Recently New York Magazine served up a cover feature called “Televisionaries” (you’d have noticed — and remembered — the cover shot of Betty White and Tracy Morgan) which offered a very unique premise: That the disintegration of TV’s mass audience, rather than signaling its demise, is actually fostering a creative renaissance.
“This decline (in network ratings) is so relentless that what was once the most mass entertainment medium around can now boast only one or two shows that can, in any real way, be considered mass.” In this new universe a show can get renewed by pleasing a niche audience of as few as 5-7 million viewers, providing life support for gems like 30 Rock, Breaking Bad, Modern Family and Mad Men. “Helped by the declining cost of production, TV right now is mass enough to be commercially viable and narrow enough to allow show creators to give free rein to their once -repressed geekery.”
So all our braying about how last week’s top rated show (The Big Bang Theory) has a tiny fraction of the audience rating Gunsmoke enjoyed 50 years ago simply misses the point. “Good” is now good enough.
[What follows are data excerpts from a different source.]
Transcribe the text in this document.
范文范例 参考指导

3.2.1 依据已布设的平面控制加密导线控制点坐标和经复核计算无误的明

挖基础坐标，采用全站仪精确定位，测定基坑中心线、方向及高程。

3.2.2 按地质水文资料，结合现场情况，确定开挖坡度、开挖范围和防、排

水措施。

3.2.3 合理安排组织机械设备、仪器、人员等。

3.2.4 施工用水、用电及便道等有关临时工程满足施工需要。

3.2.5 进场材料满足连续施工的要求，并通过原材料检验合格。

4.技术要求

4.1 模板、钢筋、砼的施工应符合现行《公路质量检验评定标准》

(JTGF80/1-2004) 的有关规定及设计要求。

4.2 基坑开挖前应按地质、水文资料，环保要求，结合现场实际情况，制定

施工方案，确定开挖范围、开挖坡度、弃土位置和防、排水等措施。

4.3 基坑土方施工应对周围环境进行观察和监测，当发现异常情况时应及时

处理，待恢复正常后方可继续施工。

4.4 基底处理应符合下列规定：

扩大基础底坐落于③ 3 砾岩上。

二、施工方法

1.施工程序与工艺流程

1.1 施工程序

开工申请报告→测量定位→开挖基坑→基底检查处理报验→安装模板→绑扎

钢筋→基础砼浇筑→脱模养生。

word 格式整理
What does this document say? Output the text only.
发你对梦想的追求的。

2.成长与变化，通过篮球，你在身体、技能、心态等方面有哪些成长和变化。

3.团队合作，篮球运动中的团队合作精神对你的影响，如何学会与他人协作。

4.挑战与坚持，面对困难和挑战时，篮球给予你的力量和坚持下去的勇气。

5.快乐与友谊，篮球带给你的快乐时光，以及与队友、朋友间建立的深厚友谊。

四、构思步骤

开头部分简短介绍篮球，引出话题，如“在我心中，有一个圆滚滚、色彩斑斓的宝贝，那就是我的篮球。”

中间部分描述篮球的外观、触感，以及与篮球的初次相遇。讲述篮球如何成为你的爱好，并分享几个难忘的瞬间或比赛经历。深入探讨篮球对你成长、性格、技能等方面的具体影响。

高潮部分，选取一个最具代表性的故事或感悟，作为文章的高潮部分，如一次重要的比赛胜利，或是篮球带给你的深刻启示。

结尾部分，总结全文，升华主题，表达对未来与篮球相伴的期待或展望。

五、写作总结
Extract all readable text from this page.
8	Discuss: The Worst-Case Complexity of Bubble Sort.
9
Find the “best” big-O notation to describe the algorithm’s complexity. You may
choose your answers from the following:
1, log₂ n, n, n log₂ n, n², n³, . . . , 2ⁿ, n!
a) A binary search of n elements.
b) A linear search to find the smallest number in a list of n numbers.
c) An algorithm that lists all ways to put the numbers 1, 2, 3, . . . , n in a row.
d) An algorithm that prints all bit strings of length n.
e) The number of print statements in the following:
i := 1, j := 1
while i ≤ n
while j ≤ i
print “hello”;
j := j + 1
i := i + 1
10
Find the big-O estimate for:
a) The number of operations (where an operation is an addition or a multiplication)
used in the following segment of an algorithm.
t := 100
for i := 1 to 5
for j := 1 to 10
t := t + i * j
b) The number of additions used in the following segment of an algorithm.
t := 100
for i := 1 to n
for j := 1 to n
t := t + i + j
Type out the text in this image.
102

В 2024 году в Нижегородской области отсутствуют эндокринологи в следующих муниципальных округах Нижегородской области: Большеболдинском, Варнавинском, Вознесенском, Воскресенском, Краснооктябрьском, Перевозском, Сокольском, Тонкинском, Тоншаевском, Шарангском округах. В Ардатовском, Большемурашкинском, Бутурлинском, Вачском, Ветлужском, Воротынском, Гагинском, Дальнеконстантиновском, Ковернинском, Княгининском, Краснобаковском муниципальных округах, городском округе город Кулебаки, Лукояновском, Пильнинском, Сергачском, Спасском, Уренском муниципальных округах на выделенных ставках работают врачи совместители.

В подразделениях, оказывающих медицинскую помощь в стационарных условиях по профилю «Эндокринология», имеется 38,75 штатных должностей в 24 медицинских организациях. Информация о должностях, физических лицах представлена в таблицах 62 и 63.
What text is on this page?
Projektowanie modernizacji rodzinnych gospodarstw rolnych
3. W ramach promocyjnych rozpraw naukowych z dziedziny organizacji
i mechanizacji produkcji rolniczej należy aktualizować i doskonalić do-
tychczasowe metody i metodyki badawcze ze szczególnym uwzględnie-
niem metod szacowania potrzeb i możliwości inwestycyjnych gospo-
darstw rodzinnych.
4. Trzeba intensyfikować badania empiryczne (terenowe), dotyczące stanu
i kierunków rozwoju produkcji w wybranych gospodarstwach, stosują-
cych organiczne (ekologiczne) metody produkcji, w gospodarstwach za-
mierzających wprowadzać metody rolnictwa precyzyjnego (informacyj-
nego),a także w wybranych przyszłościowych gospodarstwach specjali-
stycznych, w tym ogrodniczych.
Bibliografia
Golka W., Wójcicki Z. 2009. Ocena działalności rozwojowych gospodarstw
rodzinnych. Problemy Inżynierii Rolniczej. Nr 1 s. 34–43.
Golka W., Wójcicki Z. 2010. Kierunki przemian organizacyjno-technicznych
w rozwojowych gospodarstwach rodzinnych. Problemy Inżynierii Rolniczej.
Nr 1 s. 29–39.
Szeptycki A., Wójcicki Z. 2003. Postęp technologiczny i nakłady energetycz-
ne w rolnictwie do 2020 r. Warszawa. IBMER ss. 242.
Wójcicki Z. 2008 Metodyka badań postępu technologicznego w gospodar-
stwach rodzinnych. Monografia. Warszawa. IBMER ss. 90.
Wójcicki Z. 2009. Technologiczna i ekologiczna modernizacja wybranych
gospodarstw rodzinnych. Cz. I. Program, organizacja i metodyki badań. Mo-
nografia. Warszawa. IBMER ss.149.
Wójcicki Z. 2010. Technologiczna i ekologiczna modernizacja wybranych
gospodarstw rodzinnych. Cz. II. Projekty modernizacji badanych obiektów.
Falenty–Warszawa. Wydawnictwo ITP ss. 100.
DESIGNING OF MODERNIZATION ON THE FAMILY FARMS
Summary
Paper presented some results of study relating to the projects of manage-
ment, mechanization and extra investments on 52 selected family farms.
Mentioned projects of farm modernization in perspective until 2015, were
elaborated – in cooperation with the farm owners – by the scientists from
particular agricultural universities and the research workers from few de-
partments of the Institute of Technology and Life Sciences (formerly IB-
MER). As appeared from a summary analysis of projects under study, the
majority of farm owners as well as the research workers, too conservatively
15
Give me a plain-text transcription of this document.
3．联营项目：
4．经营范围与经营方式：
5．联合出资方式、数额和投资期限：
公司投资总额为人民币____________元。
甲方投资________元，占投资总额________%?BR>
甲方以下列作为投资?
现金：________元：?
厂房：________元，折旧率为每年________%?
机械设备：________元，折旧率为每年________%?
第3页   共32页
Which leads me back to the web.
All we ever seem to talk about in web marketing circles is the technology that will help us regather the television audience diaspora. In a world where mass is just a memory, we pine to become the new mass. Both network TV and basic cable channels seem to be doing fine with the new economics that surround TV’s creative renaissance, so is it possible that the smartypants web folks might just be missing the point? That by overvaluing our audience-aggregation technologies and undervaluing our audience-delighting creative instincts we might just be dressing for a game that nobody is playing anymore.
I know it’s not an either-or world, and that there’s plenty of gray area to argue about, but I think the central premise in a magazine article about television might be the meme that helps us relight the creative flame under the web and learn to once again sell the value of environments and content in a meaningful way.
Or as the very first line of “Televisionaries” puts it: “When all else fails, try being good.”